И нега их сочила спелые брызги – вновь Эдем поражал мятежи сочных гроздьев,
Запутавшись подобно лозам в зрелых фруктах, кровоточащих упругой и жесткой кожурой.
Белые лилии плавали в невесомом эфире, как обманчивые приманки, обнажившиеся в зарослях,
Что, утекая в русла приторных миражей, кружили среди пены и бурных валов меда,
Устремившего потоки к темным берегам порочных девств, испорченных интригами,
Чьи бутоны, как лицемерные змеи, затаившие коварные нападения, прятались за добродетелью.

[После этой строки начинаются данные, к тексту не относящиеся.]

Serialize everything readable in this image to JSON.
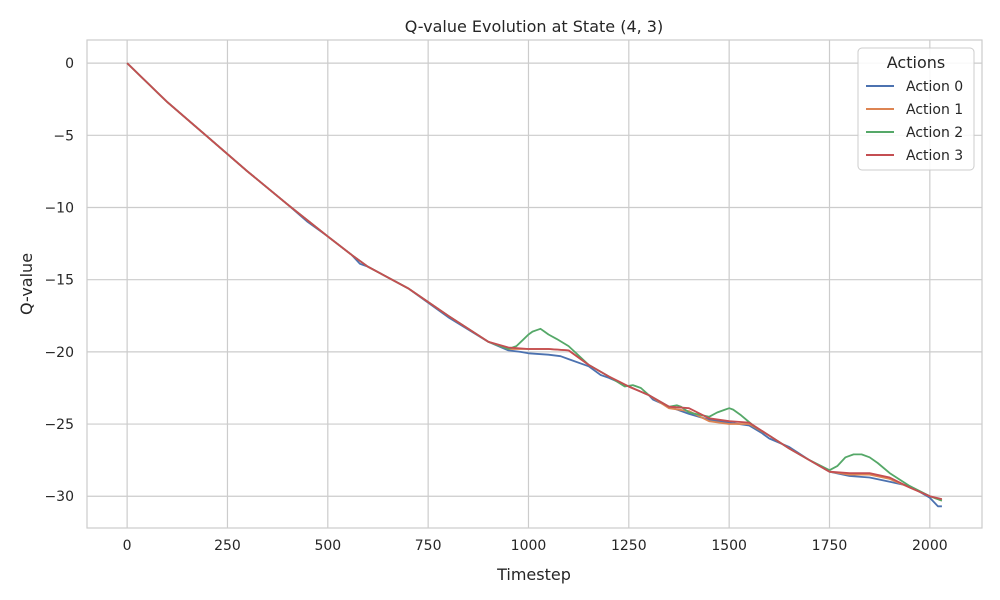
{
  "chart_data": {
    "type": "line",
    "title": "Q-value Evolution at State (4, 3)",
    "xlabel": "Timestep",
    "ylabel": "Q-value",
    "xlim": [
      -100,
      2130
    ],
    "ylim": [
      -32.2,
      1.6
    ],
    "xticks": [
      0,
      250,
      500,
      750,
      1000,
      1250,
      1500,
      1750,
      2000
    ],
    "yticks": [
      0,
      -5,
      -10,
      -15,
      -20,
      -25,
      -30
    ],
    "grid": true,
    "legend": {
      "title": "Actions",
      "placement": "top-right"
    },
    "series": [
      {
        "name": "Action 0",
        "color": "#4c72b0",
        "x": [
          0,
          100,
          200,
          300,
          400,
          450,
          500,
          560,
          580,
          600,
          700,
          800,
          900,
          950,
          980,
          1000,
          1050,
          1080,
          1100,
          1150,
          1180,
          1200,
          1250,
          1300,
          1310,
          1350,
          1400,
          1450,
          1500,
          1550,
          1580,
          1600,
          1650,
          1700,
          1750,
          1800,
          1850,
          1900,
          1950,
          2000,
          2020,
          2030
        ],
        "y": [
          0,
          -2.7,
          -5.1,
          -7.5,
          -9.8,
          -11.0,
          -12.0,
          -13.3,
          -13.9,
          -14.1,
          -15.6,
          -17.6,
          -19.3,
          -19.9,
          -20.0,
          -20.1,
          -20.2,
          -20.3,
          -20.5,
          -21.0,
          -21.6,
          -21.8,
          -22.4,
          -23.0,
          -23.3,
          -23.8,
          -24.3,
          -24.7,
          -24.9,
          -25.1,
          -25.6,
          -26.0,
          -26.6,
          -27.5,
          -28.3,
          -28.6,
          -28.7,
          -29.0,
          -29.3,
          -30.1,
          -30.7,
          -30.7
        ]
      },
      {
        "name": "Action 1",
        "color": "#dd8452",
        "x": [
          0,
          100,
          200,
          300,
          400,
          450,
          500,
          560,
          600,
          700,
          800,
          900,
          950,
          1000,
          1050,
          1100,
          1150,
          1200,
          1250,
          1300,
          1350,
          1400,
          1450,
          1500,
          1550,
          1600,
          1650,
          1700,
          1750,
          1800,
          1850,
          1900,
          1950,
          2000,
          2030
        ],
        "y": [
          0,
          -2.7,
          -5.1,
          -7.5,
          -9.8,
          -10.9,
          -12.0,
          -13.3,
          -14.1,
          -15.6,
          -17.5,
          -19.3,
          -19.8,
          -19.8,
          -19.8,
          -19.9,
          -20.9,
          -21.7,
          -22.4,
          -23.0,
          -23.9,
          -24.1,
          -24.8,
          -25.0,
          -25.0,
          -25.8,
          -26.7,
          -27.5,
          -28.3,
          -28.5,
          -28.5,
          -28.8,
          -29.4,
          -30.0,
          -30.3
        ]
      },
      {
        "name": "Action 2",
        "color": "#55a868",
        "x": [
          0,
          100,
          200,
          300,
          400,
          450,
          500,
          560,
          600,
          700,
          800,
          900,
          950,
          970,
          985,
          1000,
          1010,
          1020,
          1030,
          1040,
          1050,
          1070,
          1100,
          1150,
          1200,
          1240,
          1260,
          1280,
          1300,
          1350,
          1370,
          1380,
          1400,
          1450,
          1470,
          1490,
          1500,
          1510,
          1530,
          1560,
          1600,
          1650,
          1700,
          1750,
          1770,
          1790,
          1810,
          1830,
          1850,
          1870,
          1900,
          1950,
          2000,
          2030
        ],
        "y": [
          0,
          -2.7,
          -5.1,
          -7.5,
          -9.8,
          -10.9,
          -12.0,
          -13.3,
          -14.1,
          -15.6,
          -17.5,
          -19.3,
          -19.8,
          -19.6,
          -19.2,
          -18.8,
          -18.6,
          -18.5,
          -18.4,
          -18.6,
          -18.8,
          -19.1,
          -19.6,
          -20.9,
          -21.7,
          -22.4,
          -22.3,
          -22.5,
          -23.0,
          -23.8,
          -23.7,
          -23.8,
          -24.2,
          -24.5,
          -24.2,
          -24.0,
          -23.9,
          -24.0,
          -24.4,
          -25.1,
          -25.8,
          -26.7,
          -27.5,
          -28.2,
          -27.9,
          -27.3,
          -27.1,
          -27.1,
          -27.3,
          -27.7,
          -28.4,
          -29.3,
          -30.0,
          -30.3
        ]
      },
      {
        "name": "Action 3",
        "color": "#c44e52",
        "x": [
          0,
          100,
          200,
          300,
          400,
          450,
          500,
          560,
          600,
          700,
          800,
          900,
          950,
          1000,
          1050,
          1100,
          1150,
          1200,
          1250,
          1300,
          1350,
          1400,
          1450,
          1500,
          1550,
          1600,
          1650,
          1700,
          1750,
          1800,
          1850,
          1900,
          1950,
          2000,
          2030
        ],
        "y": [
          0,
          -2.7,
          -5.1,
          -7.5,
          -9.8,
          -10.9,
          -12.0,
          -13.3,
          -14.1,
          -15.6,
          -17.5,
          -19.3,
          -19.7,
          -19.8,
          -19.8,
          -19.9,
          -20.9,
          -21.7,
          -22.4,
          -23.0,
          -23.8,
          -23.9,
          -24.6,
          -24.8,
          -24.9,
          -25.8,
          -26.7,
          -27.5,
          -28.3,
          -28.4,
          -28.4,
          -28.7,
          -29.4,
          -30.0,
          -30.2
        ]
      }
    ]
  }
}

Вожделения розовели в расщелинах фруктов,
Как покачивающиеся головки бутонов, что колыхались
Над опьяненными экстазом веерами, и чешуйчатые хвосты,
Раскачивая их опасные игрища, увлекая в плен их порочные жажды,
Расползались к заманчивым чащам Эдема, увитым искусами.
Угроза буйства, заточившая жало в сладострастных соцветиях, привлекала жертв в ловушки,
Дразня безжалостного, терпкого врага демоническим вкусом раскрытого от укусов плода,
Сочившегося медовыми соцветиями, когда в его мягких уронах цвели колья ветвей,
Которые нежились в объятьях терпкости, – она ловила пряные вздохи и удовольствия, Ускользнувшие, как сонмы, реющие над раем, и набухшие плоды нагих грудей ублажали языки
Своими пленительными восторгами, возбужденную дрожь сплетая со змеиными стеблями кущей.
Упоительные неги мимолетных радостей, что ловили дивные миражи убийств и ласки насилий,
Благоухали хулой, лелея отголоски ада в глубине, где сад тянулся к нежному борделю упований,
Теряясь в девственной глуши разбухших ядом червоточин, безумств и соблазнительных желаний.
Развратами раскрывшихся в изобилии бутонов расползалась упоительная похоть —
Заигрывая с капканами, она пресыщалась судорогами дрожащей в экстазе плоти
И расцветала фальшью, которая губила нравственность, изнемогая от греховных нег;
Они текли по роскоши бархатных простынь, измучивая сады своими назойливыми поцелуями,
Чьи абрисы, увитые стеблями, благословляли рай кощунственных угроз и волновали жала,
Что взметывались к устьям рек медовых – они кишели ненасытностью хищной,
Которая ласкала порочные оковы, обвившие тела терниями голодных грехов.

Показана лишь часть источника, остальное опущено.